The private equity firms have agreed to increase their offer by $1 to $20.50 a share, according to a statement Tuesday. That came after Glass Lewis & Co. and Institutional Shareholder Services Inc. came out in opposition to the deal, agreeing with shareholders who had questioned its timing and price.

The shares were up less than 1% at $19.85 as of 9:37 a.m. on Tuesday.

Extended Stay has two boards, one for a real estate investment trust that owns hotel properties, and one for an operating company. The two boards unanimously approved the merger at the higher price.

Blackstone and Starwood announced on March 15 that they agreed to buy Extended Stay for $19.50 a share. Six investors, collectively owning more than 14% of the company’s shares, have separately come forward to voice their concerns about the deal and its terms since it was announced.

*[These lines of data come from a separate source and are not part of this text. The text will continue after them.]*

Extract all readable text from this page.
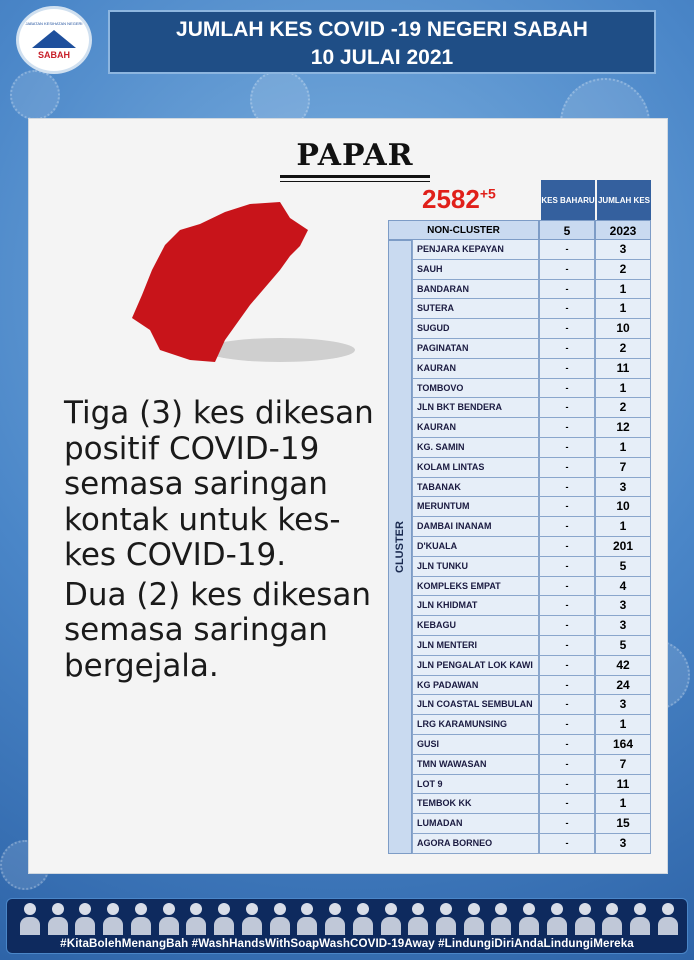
JABATAN KESIHATAN NEGERI
SABAH
JUMLAH KES COVID -19 NEGERI SABAH
10 JULAI 2021
PAPAR
$2582^{+5}$

Tiga (3) kes dikesan positif COVID-19 semasa saringan kontak untuk kes-kes COVID-19.

Dua (2) kes dikesan semasa saringan bergejala.

KES BAHARU JUMLAH KES
NON-CLUSTER	5	2023
CLUSTER
PENJARA KEPAYAN	-	3
SAUH	-	2
BANDARAN	-	1
SUTERA	-	1
SUGUD	-	10
PAGINATAN	-	2
KAURAN	-	11
TOMBOVO	-	1
JLN BKT BENDERA	-	2
KAURAN	-	12
KG. SAMIN	-	1
KOLAM LINTAS	-	7
TABANAK	-	3
MERUNTUM	-	10
DAMBAI INANAM	-	1
D'KUALA	-	201
JLN TUNKU	-	5
KOMPLEKS EMPAT	-	4
JLN KHIDMAT	-	3
KEBAGU	-	3
JLN MENTERI	-	5
JLN PENGALAT LOK KAWI	-	42
KG PADAWAN	-	24
JLN COASTAL SEMBULAN	-	3
LRG KARAMUNSING	-	1
GUSI	-	164
TMN WAWASAN	-	7
LOT 9	-	11
TEMBOK KK	-	1
LUMADAN	-	15
AGORA BORNEO	-	3
#KitaBolehMenangBah #WashHandsWithSoapWashCOVID-19Away #LindungiDiriAndaLindungiMereka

Extended Stay, which operates 650 mid-priced hotels, provides longer-term stays to construction crews, emergency responders and cost-conscious corporate workers. That focus helped the company record a systemwide occupancy rate last year of 74%, compared with 44% across the U.S. hotel industry.

Both of the private equity firms have experience with Extended Stay. Blackstone acquired the hotel company in 2004 and sold it three years later. It was also part of a group that bought Extended Stay out of bankruptcy in 2010 and eventually took it public.

Starwood, meanwhile, disclosed last April that it had spent $137 million building a stake in Extended Stay. It owned 9.4% of the company on March 15, the day the initial deal was announced.